Lyna Khoudri © Tessalit Prod.

Bis sie vor ihm niederkniet und er ihr mit überirdisch donnernder Stimme bestätigt, dass der Messias geboren sei und die endgültige Eroberung der Erde durch die Nullen nur noch eine Frage der Zeit.

Jony ist ein Ausserirdischer. Und Line fortan seine getreue (und eifersüchtige) Jüngerin.

Dumont hat für L’Empire die Welt des französischen Autorenfilms (wenn auch vor allem in seiner ureigenen verschroben fantastischen Ausprägung) mit den Superhelden-Grossproduktionen des US-amerikanischen Blockbuster-Worldbuilding fusioniert. Mit spektakulärem Resultat.

Die «Nullen» bekämpfen die «Einsen», die beiden ausserirdischen Spezies repräsentieren das Böse und das Gute in den Menschen. Und Fabrice Luchini ist der Herrscher der «Nullen».

Fabrice Luchini, Brandon Vlieghe © Tessalit Prod.

Entsprechend ist auch sein gewaltiges Raumschiff dem Schloss von Versailles samt Park nachempfunden, während die «Einsen», angeführt von «La Reine» (Camille Cottin) aus dem All mit einem nicht minder riesigen Raumschiff in der Form einer romanischen Kathedrale (mit Einschlüssen der Sainte-Chapelle, der Berliner Gedächtniskirche und Elementen von Nôtre Dame angeflogen kommen.

Beide Seiten haben Verbündete unter den Menschen.

Für das Gute und die «Einsen» kämpfen die schöne Jane (Anamaria Vartolomei) und der hitzköpfige Rudy, vorwiegend mit dem Laserschwert.

Brandon Vlieghe © Tessalit Prod.

Und natürlich sind auch die trotteligen Polizisten der Gendarmerie nationale wieder dabei, die im Kinofilm wie in der Fernsehserie um den kleinen Quinquin herumfuhrwerkten, ohne den Verbrechen je wirklich auf die Spur zu kommen.

Diesmal fallen keine Kühe mehr vom Himmel, dafür landen die Weltraumschiffe auf den gewaltigen Bunkern in der Dünenlandschaft.

Und Bruno Dumont leistet sich den einen oder anderen drastischen Witz. So lässt er mit Lina Khoudri (Ava von Léa Mysius) und Anamaria Vartolomei (L’événement von Audrey Diwan) zwei junge starke Darstellerinnen aus dem jüngeren, betont feministischen französischen Kino knapp oder auch gar nicht bekleidet als Comic-Heldinnen auftreten.

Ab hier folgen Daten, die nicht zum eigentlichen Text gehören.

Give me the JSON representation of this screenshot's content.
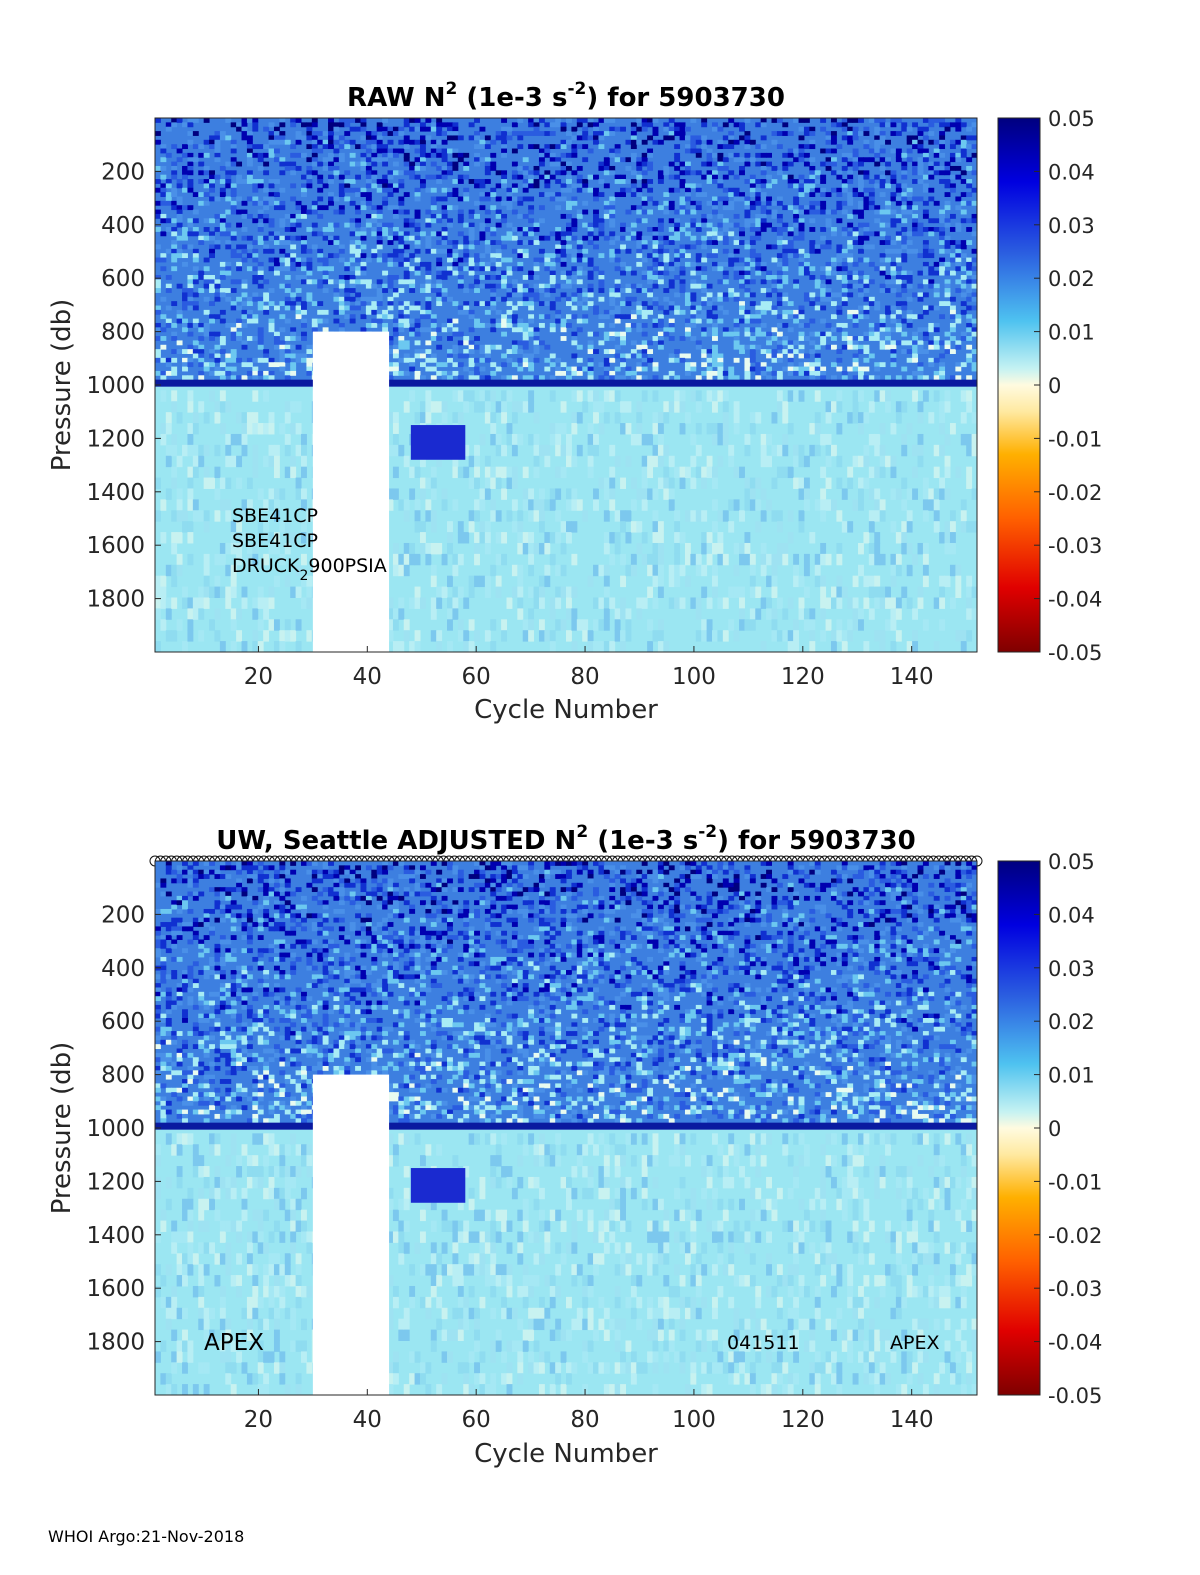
{
  "chart_data": [
    {
      "type": "heatmap",
      "title": {
        "prefix": "RAW N",
        "sup1": "2",
        "mid": " (1e-3 s",
        "sup2": "-2",
        "suffix": ") for 5903730"
      },
      "xlabel": "Cycle Number",
      "ylabel": "Pressure (db)",
      "xlim": [
        1,
        152
      ],
      "ylim": [
        0,
        2000
      ],
      "y_reversed": true,
      "xticks": [
        "20",
        "40",
        "60",
        "80",
        "100",
        "120",
        "140"
      ],
      "yticks": [
        "200",
        "400",
        "600",
        "800",
        "1000",
        "1200",
        "1400",
        "1600",
        "1800"
      ],
      "colorbar": {
        "ticks": [
          "0.05",
          "0.04",
          "0.03",
          "0.02",
          "0.01",
          "0",
          "-0.01",
          "-0.02",
          "-0.03",
          "-0.04",
          "-0.05"
        ],
        "range": [
          -0.05,
          0.05
        ]
      },
      "annotations": {
        "line1": "SBE41CP",
        "line2": "SBE41CP",
        "line3_a": "DRUCK",
        "line3_sub": "2",
        "line3_b": "900PSIA"
      },
      "gap_cycles": [
        30,
        44
      ]
    },
    {
      "type": "heatmap",
      "title": {
        "prefix": "UW, Seattle  ADJUSTED N",
        "sup1": "2",
        "mid": " (1e-3 s",
        "sup2": "-2",
        "suffix": ") for 5903730"
      },
      "xlabel": "Cycle Number",
      "ylabel": "Pressure (db)",
      "xlim": [
        1,
        152
      ],
      "ylim": [
        0,
        2000
      ],
      "y_reversed": true,
      "xticks": [
        "20",
        "40",
        "60",
        "80",
        "100",
        "120",
        "140"
      ],
      "yticks": [
        "200",
        "400",
        "600",
        "800",
        "1000",
        "1200",
        "1400",
        "1600",
        "1800"
      ],
      "colorbar": {
        "ticks": [
          "0.05",
          "0.04",
          "0.03",
          "0.02",
          "0.01",
          "0",
          "-0.01",
          "-0.02",
          "-0.03",
          "-0.04",
          "-0.05"
        ],
        "range": [
          -0.05,
          0.05
        ]
      },
      "annotations": {
        "left": "APEX",
        "mid": "041511",
        "right": "APEX"
      },
      "qc_markers": true,
      "gap_cycles": [
        30,
        44
      ]
    }
  ],
  "footer": "WHOI Argo:21-Nov-2018",
  "colors": {
    "high": "#00007f",
    "zero": "#fffbe0",
    "low": "#7f0000"
  }
}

Die schöne Jane muss gar den männlichen Reizen ihres «Nullen»-Widersachers Jony erliegen, weil, wie er sagt, sie beide noch in menschlichen Körpern stecken und daher das beste daraus machen sollten…

Fabrice Luchini © Tessalit Prod.

Der Film ist stellenweise eine barocke Ausstattungsorgie. Insbesondere die Szenen mit Fabrice Luchini (in komischer Hochform wie immer) im Versailles-Raumschiff sind eine wahre Augen- und Ohrenfreude.

Dass gleichzeitig die Weltraumeffekte, überhaupt die Raumschiffe und ihre Landungsschiffe technisch absolut auf der Höhe aktueller Tricktechnik sind, sorgt für Wow-Effekte auf der Leinwand, die das Marvel-Universum längst nicht mehr so hinkriegt. Weil ihnm der Kontrast zu Dumonts Dünenwelt völlig abgeht.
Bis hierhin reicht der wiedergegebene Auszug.